Bugünlerde, Güneydoğu’da iç savaş yaşandığı algısı oluşturulmaya çalışılıyor. Ancak küresel güçlerin devreye girmesiyle görüldü ki iç değil, bir dış savaş tehdidiyle karşı karşıyayız.
Öte yandan hareketli bir coğrafya olan Ortadoğu’nun kaderi hiçbir zaman bölge ülkelerine terk edilmedi. Küresel güçler Ortadoğu’nun nimetlerinden faydalanmak için dünyayı ateşe vermekten çekinmedi. Güneydoğu’da olanları bu yangından ayrı düşünmek, orada sadece bir terör örgütüyle mücadele edildiğini zannetmek, Türkiye’nin o masadaki rolünü de küçümsemek anlamına gelir. Oysa bu güçler, Türkiye’nin rolünü çok iyi bildiklerinden, Türkiye’yi etkisiz bırakmak için piyonlarını ön saflara dizdi. ABD de Rusya da PYD’nin bir başka PKK formu olduğunu gayet iyi bilmesine rağmen onu terör örgütü olarak nitelemezken, Rusya ise bu örgütü Cenevre masasına taşımaya çalışıyor. PKK piyonuna karşı PYD piyonu… Piyonların savaşına hoş geldiniz!

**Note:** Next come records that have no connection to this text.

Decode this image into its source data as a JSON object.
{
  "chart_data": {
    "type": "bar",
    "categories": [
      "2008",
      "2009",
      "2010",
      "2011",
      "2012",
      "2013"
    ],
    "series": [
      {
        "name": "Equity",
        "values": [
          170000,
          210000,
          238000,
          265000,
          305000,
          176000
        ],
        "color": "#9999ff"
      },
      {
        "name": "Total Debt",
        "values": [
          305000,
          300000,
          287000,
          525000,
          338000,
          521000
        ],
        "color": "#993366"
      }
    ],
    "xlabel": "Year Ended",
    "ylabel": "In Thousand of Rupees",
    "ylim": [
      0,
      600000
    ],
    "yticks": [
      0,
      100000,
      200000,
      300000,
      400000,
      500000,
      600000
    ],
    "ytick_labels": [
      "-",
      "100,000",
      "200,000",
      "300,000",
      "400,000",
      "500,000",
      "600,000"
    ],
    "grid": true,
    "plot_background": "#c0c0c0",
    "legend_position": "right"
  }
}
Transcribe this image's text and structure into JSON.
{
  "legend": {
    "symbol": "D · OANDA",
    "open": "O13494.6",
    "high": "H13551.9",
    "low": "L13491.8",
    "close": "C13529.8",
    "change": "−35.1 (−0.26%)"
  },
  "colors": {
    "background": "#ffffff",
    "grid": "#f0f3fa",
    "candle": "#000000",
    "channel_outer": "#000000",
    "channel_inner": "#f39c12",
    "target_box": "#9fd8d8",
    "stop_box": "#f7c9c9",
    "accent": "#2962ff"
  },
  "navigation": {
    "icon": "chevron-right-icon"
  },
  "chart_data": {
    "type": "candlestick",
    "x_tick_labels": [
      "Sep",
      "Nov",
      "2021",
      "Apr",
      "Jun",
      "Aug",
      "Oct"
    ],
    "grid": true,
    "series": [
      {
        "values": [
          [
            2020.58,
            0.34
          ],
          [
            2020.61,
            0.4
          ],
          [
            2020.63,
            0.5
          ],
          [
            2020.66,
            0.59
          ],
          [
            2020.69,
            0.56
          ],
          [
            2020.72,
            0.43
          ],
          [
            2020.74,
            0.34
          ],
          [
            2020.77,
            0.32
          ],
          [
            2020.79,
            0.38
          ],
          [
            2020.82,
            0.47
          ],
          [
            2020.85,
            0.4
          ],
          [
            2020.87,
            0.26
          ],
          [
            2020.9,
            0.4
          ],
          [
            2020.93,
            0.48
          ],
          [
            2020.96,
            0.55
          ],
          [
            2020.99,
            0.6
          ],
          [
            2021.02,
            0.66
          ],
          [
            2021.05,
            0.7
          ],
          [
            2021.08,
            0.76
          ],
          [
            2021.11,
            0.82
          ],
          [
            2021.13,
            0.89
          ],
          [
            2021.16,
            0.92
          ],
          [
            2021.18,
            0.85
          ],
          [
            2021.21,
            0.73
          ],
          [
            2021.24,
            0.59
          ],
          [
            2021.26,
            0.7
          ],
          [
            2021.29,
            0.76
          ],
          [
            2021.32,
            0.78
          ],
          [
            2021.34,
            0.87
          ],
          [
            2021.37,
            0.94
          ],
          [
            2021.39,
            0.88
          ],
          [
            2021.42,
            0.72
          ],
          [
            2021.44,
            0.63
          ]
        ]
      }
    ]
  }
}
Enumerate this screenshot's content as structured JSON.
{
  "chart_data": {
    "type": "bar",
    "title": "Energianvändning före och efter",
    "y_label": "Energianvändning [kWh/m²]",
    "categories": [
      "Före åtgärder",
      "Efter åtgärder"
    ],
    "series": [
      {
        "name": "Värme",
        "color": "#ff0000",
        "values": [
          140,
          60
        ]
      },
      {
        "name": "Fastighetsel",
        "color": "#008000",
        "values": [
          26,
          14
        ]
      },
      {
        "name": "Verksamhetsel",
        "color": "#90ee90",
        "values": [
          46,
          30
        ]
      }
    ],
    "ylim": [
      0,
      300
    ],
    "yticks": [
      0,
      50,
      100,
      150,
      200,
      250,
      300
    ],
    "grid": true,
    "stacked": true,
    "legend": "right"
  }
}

Uzmanların görüşlerine başvurduğumuz dosyada, terör uzmanı Nihat Ali Özcan, Güneydoğu’da terörü aşan bir boyut olduğunu söylerken, akil insanlar heyeti Güneydoğu raportörü Murat Çiçek, “İç savaş görüntüsüyle Türkiye Ortadoğu’da etkisiz bırakılmaya çalışılıyor” dedi. 23. Dönem AK Parti Batman Milletvekili Mehmet Emin Ekmen de Güneydoğu’da yaşanan çatışmaları vekâlet savaşlarının yeni bir yüzü olarak değerlendirdi. Emekli Tuğgeneral Adnan Tanrıverdi ise “Dünya üzerinde tek oyun kurucu ABD’dir” diyerek, ABD’nin bölgedeki rolünden söz etti.